More than half of the world’s most populated cities are getting wetter, according to new research on how water patterns are undergoing dramatic shifts in urban areas as climate change intensifies the atmospheric effects.
The academic study involving Bristol and Cardiff universities, on behalf of aid group WaterAid, found that 52 per cent of cities showed a wetter trend over the past four decades, including Colombo, Mumbai and Kuala Lumpur.
At the same time, some 44 per cent of urban centres were getting drier, including Los Angeles, Riyadh, Paris and Cairo.

Scientists say climate change is leading to more intense rainfall, as every degree of warming of the atmosphere means it has the capacity to hold 7 per cent more water.
Equally, moisture is evaporating from the surface because of warmer temperatures, with some places “seeing a huge drying effect”, said Katerina Michaelides, lead scientist from the University of Bristol.
The “huge variability” in water patterns around the world made anticipating the effects a big challenge, she said.
“[Cities are] all changing in different ways. And so that the challenges that each city is facing are completely different and therefore would require a bespoke approach,” she said.
South Asian cities had made the most dramatic flip from drier to flood conditions. The study showed about 13 per cent of cities had flipped from a historically drier climate to extreme wet conditions, including Lahore in Pakistan and Bogotá in Colombia.

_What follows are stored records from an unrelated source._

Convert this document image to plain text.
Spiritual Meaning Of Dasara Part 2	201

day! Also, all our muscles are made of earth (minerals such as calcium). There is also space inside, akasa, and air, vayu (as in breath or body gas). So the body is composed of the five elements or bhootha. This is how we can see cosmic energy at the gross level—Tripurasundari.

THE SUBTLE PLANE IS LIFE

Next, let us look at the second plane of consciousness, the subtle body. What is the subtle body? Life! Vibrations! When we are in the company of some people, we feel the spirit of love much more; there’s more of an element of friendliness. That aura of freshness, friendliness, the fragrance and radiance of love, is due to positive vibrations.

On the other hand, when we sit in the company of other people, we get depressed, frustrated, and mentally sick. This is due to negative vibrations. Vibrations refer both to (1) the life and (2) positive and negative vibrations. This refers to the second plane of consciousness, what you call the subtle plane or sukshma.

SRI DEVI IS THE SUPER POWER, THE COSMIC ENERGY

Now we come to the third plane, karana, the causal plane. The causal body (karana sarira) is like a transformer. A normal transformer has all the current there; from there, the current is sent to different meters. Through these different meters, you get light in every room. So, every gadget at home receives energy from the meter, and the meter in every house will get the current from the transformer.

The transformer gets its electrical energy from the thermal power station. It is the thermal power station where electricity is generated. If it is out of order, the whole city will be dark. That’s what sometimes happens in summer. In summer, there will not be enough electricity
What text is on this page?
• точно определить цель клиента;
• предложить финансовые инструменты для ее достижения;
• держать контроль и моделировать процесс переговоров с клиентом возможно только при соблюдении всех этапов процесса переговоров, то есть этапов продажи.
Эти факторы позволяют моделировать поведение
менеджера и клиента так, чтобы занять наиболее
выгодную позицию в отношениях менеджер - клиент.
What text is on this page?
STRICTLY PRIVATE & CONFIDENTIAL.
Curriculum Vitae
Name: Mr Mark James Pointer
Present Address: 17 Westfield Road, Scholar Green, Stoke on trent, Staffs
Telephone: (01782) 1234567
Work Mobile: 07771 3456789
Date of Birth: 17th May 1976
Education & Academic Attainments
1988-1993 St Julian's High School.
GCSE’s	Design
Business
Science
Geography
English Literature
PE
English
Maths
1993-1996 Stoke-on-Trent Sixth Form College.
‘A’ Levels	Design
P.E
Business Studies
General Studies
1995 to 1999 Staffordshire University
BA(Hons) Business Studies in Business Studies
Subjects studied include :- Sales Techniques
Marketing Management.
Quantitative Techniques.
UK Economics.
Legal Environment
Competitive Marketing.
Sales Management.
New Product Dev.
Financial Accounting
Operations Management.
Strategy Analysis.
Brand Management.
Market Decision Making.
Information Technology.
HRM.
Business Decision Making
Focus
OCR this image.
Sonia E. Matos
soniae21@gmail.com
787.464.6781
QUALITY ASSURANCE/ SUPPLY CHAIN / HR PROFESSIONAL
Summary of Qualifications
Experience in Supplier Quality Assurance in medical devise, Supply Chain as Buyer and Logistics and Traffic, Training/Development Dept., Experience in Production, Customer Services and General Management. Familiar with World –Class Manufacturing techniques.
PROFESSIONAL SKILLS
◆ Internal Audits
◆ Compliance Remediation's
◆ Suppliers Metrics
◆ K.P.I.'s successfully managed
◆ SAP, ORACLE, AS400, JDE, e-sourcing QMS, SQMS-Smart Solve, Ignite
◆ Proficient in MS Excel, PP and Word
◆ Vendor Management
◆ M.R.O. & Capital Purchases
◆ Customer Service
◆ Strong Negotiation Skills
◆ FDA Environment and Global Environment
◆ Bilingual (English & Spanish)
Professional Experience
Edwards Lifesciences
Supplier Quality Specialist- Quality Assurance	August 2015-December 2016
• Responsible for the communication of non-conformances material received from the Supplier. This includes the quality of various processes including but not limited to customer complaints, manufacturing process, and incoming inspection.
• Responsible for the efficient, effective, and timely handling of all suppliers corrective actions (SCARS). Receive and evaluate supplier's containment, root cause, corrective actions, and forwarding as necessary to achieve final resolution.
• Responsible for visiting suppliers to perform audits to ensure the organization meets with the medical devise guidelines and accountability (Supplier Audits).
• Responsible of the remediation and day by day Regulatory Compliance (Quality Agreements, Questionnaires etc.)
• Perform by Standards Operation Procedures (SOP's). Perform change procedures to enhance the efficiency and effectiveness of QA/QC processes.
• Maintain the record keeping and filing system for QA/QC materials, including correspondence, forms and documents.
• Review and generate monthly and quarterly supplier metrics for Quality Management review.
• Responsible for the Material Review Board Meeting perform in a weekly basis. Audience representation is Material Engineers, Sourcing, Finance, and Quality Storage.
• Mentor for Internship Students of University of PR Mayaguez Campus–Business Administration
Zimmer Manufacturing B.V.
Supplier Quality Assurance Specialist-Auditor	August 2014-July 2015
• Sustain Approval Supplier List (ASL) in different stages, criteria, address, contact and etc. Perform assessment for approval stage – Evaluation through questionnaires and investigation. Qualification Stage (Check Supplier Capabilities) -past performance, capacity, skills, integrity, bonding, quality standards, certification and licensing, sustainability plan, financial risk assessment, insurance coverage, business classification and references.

By contrast, cities such as Madrid and Hong Kong were among the 7 per cent of big urban areas in the study that had shifted from a wetter to an extremely dry climate.
Europe’s ageing infrastructure meant many of the continent’s cities were increasingly vulnerable to the weather extremes.
However, it was the poorer cities across Asia and Africa that were most at risk from climate shifts, hitting access to clean water in urban areas already struggling with development challenges.
The study estimated one quarter of a billion people lived in cities that had shifted from one extreme to the other over the past 40 years, posing huge risks for urban populations and amplifying concerns about access to clean water.
“Climate whiplash” was experienced by 15 per cent of the world’s 100 most populous cities, including Hangzhou in China and Jakarta in Indonesia, as a result of an intensification of both droughts and floods.
Past research has found that weather-related disasters such as flooding and drought have increased by 400 per cent in the last 50 years, with 90 per cent of climate disasters driven by either too little or too much water.
Sol Oyuela, WaterAid’s executive director of global policy and campaigns, said four billion people globally already faced water scarcity.
The group has long warned of the consequences of so-called Day Zero — where a city runs out of water — which could push economies and security “to the brink”.